China’s rise as an economic power presents the world’s rich nations with a quandary: How should they handle an authoritarian state intent on joining their ranks? In seeking a solution, it’s important to recognize that a prosperous China is in everyone’s best interests.
Ever since free-market democracy gained ascendancy, its practitioners in the U.S. and elsewhere have worried that some other system might do better. In the last century, the Soviet Union’s command economy presented the main challenge. Now, China’s model of one-party rule, state-directed investment and limited capitalism has taken its place.
The knee-jerk tendency is to see China as a threat to democracy, as if an authoritarian state could achieve economic primacy and subject the world to its yoke. The Chinese government’s recent crackdown on the country’s Jasmine Revolution, and the jailing of critics such as artist Ai Weiwei, add to the sense of trepidation.
History suggests such worries are misplaced. In a world in which the best minds gravitate toward open societies, where those with talent and drive can excel, oppressive states can’t compete in the long run. With the exception of a few Middle Eastern countries that rely on exploiting non-renewable natural resources, no authoritarian government has ever made its people rich by today’s standards.
Hitting the Wall
Two economists at the INSEAD business school in Fontainebleau, France, have found that in states without political freedom, secure property rights, impartial courts and other elements of good governance, living standards run into a barrier. The “Great Wall” stands at an annual per capita output of $10,000 to $15,000, adjusted for the purchasing power of different currencies. That compares with roughly $47,000 in the U.S.
Countries that stick with authoritarian forms of government invariably hit the wall. The Soviet Union, after a strong spurt of growth through the early 1970s, peaked at an output per person of about $12,500 in today’s dollars.
By contrast, nations that change their form of government can become rich, though the process often involves painful upheaval. Japan and Germany both emerged from the horror of World War II to join the ranks of the world’s wealthy. South Korea shifted to a more democratic system after a series of sometimes bloody clashes in the 1980s, and has since reached an output per person of about $30,000.
Becoming No. 2
China may have surpassed Japan to become the world’s second-largest economy, but it’s still very far from rich. Its output per capita stood at about $7,500 in 2010, less than one-sixth the level in the U.S. The government has done an impressive job of lifting many of its people out of poverty, and its well-honed model could take living standards higher than the level other authoritarian states have achieved. Still, the next leg of the path to prosperity will be tougher.

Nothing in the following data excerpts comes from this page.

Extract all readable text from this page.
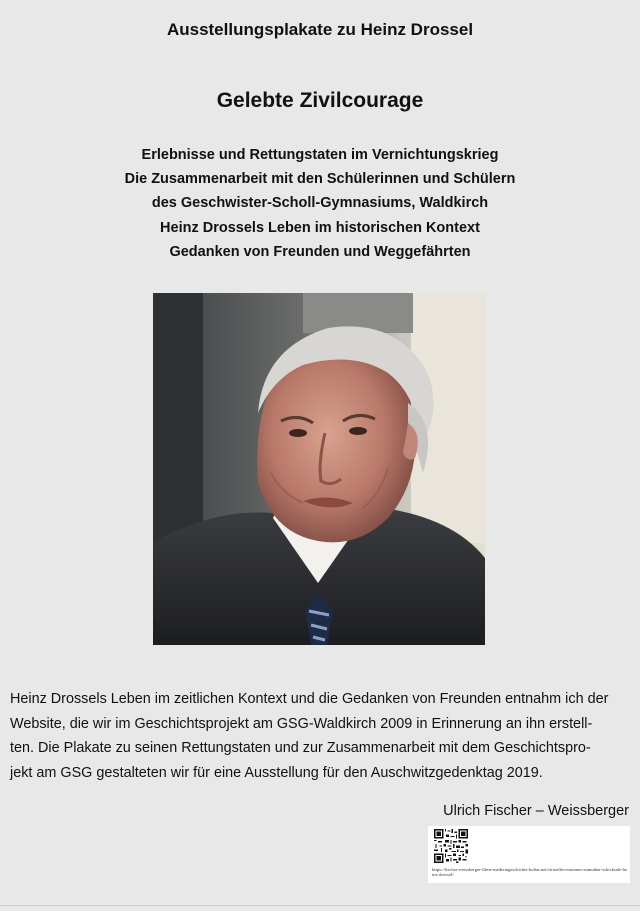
Ausstellungsplakate zu Heinz Drossel
Gelebte Zivilcourage
Erlebnisse und Rettungstaten im Vernichtungskrieg
Die Zusammenarbeit mit den Schülerinnen und Schülern
des Geschwister-Scholl-Gymnasiums, Waldkirch
Heinz Drossels Leben im historischen Kontext
Gedanken von Freunden und Weggefährten
Heinz Drossels Leben im zeitlichen Kontext und die Gedanken von Freunden entnahm ich der
Website, die wir im Geschichtsprojekt am GSG-Waldkirch 2009 in Erinnerung an ihn erstell-
ten. Die Plakate zu seinen Rettungstaten und zur Zusammenarbeit mit dem Geschichtspro-
jekt am GSG gestalteten wir für eine Ausstellung für den Auschwitzgedenktag 2019.
Ulrich Fischer – Weissberger
https://fischer-weissberger-filme-medizingeschichte-kultur.net/virtuelles-museum-zumutbar-schicksale-heinz-drossel/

Standing by and waiting for China to fail isn’t the right solution. A poorer China means a poorer and less secure world. In the short term, a hard landing in the Chinese economy could derail an already weak global recovery. In the longer term, Soviet-style stagnation could breed the kind of nationalist policies and insecurities that would make China a greater military threat.
To encourage the best possible outcome, U.S. officials in particular will have to display an unusual degree of humility and long-term thinking. Many years may pass before China is ripe for political change, and foreign powers will never have much influence over that process. That doesn’t mean the free world should stay silent when China punishes its people for taking a stand against oppression. Those brave enough to do so need to know the international community is watching.
On the economic front, wealthy nations should do what they can to ensure China joins their ranks as smoothly as possible. China’s inclusion in the Group of 20 developed and developing nations has already had a positive impact, helping avert the protectionist policies that could have arisen amid the global recession. Encouraging China’s greater involvement in the World Trade Organization might speed progress toward removing barriers to the free flow of goods and services. Efforts to ease the trade imbalance between the U.S. and China can go beyond sterile talks about exchange rates to deeper structural changes, such as curbing incentives for U.S. consumers to take on debt and removing barriers to Chinese consumption.
Our fates are entwined. The wealthier China becomes, the better off we are all likely to be.